The other night as I left the building and entered the parking garage, there was a young man standing next to a parked car just three spaces down from my car.  He immediately asked me which car was mine, freaking me out just a little.  I stopped moving, staying closer to the building than to him or my car and took in the situation:

Young man, dress shirt and dress pants, next to a black car with the driver’s side door open and the trunk open – no one else anywhere in sight.  He wasn’t moving toward me at all, he stayed next to his car.

After that quick assessment, I finally said, I beg your pardon?

English: Juvenile Cooper's hawk (Accipiter coo...

Image via Wikipedia

Seeing my hesitation, he explained that there was a hawk trapped in the parking garage sitting on a beam above the cars right in front of me.  He told me he had been trying to shush the bird back up the floors of the parking garage to the 9th deck that was an open deck.  But, the bird wasn’t exactly cooperating the way he wanted it to.

When I looked where he pointed, I finally saw the distressed bird perched on the beam.  I moved closer to get a better look, and saw that it was a black and white speckled hawk with a long tail.  It was beautiful, and very nervous.  Even so, it let me get within about 8 feet of it.  Then it flew upward around the corner toward the 9th floor.

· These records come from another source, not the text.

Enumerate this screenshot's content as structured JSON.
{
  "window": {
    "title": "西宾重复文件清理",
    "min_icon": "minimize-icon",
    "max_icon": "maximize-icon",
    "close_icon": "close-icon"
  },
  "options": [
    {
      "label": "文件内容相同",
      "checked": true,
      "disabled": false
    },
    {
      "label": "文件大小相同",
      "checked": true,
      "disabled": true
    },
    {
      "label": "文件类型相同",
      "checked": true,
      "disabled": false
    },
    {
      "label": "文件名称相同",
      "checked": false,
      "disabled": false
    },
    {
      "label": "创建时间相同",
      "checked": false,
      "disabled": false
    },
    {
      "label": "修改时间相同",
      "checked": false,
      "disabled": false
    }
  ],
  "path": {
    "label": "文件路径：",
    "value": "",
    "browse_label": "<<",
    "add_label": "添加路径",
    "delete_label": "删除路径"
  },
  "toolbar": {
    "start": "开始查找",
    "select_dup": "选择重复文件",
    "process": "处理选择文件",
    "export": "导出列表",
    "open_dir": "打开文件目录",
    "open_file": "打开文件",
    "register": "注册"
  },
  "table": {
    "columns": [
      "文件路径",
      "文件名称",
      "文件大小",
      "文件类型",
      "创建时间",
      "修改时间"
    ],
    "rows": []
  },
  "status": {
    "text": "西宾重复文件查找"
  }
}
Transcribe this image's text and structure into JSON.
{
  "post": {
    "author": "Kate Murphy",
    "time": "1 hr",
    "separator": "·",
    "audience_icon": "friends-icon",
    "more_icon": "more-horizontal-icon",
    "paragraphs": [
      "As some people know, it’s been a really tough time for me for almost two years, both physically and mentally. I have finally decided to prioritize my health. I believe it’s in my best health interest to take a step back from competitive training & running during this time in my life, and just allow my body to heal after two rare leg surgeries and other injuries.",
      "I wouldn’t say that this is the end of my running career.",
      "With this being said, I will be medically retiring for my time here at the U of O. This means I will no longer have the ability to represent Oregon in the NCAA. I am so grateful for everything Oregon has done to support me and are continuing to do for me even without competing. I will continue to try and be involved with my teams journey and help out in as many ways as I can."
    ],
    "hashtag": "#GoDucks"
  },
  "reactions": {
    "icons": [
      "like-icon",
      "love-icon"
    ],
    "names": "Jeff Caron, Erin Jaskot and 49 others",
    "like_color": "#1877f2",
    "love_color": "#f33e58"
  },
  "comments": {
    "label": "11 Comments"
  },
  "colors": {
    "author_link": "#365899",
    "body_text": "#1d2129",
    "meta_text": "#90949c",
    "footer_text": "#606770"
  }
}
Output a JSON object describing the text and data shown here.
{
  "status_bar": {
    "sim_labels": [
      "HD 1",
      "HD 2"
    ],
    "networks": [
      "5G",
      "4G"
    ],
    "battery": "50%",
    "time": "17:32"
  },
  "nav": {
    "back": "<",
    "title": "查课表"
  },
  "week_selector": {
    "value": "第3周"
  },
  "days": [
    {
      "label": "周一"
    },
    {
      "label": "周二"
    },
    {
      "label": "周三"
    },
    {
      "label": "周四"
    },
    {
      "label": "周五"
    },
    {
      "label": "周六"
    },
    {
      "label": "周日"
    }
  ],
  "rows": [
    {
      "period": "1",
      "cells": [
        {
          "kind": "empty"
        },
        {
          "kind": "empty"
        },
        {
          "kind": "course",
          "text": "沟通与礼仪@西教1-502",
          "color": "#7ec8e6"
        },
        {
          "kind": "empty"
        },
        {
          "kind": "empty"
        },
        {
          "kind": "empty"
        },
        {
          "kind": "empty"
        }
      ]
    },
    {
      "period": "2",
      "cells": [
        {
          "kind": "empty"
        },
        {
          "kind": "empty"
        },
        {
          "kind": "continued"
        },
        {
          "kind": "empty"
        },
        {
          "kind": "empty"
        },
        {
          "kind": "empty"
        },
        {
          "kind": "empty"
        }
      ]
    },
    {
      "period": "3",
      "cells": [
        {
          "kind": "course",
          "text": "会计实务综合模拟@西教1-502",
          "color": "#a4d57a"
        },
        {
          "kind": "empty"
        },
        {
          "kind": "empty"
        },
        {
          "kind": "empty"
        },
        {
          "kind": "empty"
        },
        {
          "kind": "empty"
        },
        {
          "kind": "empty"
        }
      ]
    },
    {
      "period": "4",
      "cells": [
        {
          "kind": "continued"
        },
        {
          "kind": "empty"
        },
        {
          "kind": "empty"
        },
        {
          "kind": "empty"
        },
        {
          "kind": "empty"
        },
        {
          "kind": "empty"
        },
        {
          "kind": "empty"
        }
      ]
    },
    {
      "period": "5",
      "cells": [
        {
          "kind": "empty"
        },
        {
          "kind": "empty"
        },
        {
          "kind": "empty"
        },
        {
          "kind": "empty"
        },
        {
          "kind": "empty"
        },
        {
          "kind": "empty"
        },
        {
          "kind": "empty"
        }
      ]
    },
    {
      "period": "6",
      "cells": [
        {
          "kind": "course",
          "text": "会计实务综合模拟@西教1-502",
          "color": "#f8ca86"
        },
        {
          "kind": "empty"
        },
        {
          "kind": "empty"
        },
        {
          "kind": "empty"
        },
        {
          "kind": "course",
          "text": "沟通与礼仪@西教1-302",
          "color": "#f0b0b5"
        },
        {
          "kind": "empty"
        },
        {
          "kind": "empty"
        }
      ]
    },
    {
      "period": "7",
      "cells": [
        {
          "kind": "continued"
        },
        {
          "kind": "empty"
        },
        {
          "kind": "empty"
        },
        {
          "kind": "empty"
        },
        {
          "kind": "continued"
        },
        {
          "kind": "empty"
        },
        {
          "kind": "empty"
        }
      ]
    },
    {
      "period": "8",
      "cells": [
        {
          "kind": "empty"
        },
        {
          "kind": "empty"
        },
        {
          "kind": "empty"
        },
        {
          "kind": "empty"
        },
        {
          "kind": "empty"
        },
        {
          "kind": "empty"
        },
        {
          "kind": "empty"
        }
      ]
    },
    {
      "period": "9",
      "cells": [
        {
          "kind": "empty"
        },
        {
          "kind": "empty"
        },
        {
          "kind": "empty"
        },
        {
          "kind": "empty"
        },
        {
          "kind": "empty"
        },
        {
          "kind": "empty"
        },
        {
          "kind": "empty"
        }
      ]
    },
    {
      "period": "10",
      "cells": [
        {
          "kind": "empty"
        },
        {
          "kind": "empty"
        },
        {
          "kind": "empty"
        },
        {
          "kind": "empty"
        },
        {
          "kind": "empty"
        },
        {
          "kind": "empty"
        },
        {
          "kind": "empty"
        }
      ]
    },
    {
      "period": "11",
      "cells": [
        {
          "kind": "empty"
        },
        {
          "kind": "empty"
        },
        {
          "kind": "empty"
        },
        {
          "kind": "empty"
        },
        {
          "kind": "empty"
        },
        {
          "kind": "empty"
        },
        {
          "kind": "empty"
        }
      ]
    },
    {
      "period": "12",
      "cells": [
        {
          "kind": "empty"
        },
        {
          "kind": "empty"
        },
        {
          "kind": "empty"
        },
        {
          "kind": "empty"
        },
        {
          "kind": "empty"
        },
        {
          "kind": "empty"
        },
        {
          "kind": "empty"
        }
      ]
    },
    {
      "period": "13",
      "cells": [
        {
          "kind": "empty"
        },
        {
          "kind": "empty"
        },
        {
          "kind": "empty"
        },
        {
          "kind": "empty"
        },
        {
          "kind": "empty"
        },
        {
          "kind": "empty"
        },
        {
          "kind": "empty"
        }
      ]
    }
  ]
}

We chatted briefly about the bird then, and surmised that it must have flown into the deck chasing a pigeon.  Pigeons can often been seen on our building, and sometimes even on the lower levels of the parking garage.

I then moved on to my car and got in it.  I fussed around with some things in my car to see if he was indeed going to continue to try to push the bird further up the deck to the open air.  If he didn’t, I was going to.  But the young man got in his car and went after the bird, gently blowing his horn to get the bird to move on up the levels of the parking garage.  His actions more than likely saved the bird’s life.

Most people wouldn’t have even noticed the bird.  Few would have helped it out of the parking deck.  So, I really appreciated his diligence in protecting the bird, and his intentness on getting it up the floors and out.  It helped me forgive him for freaking me out!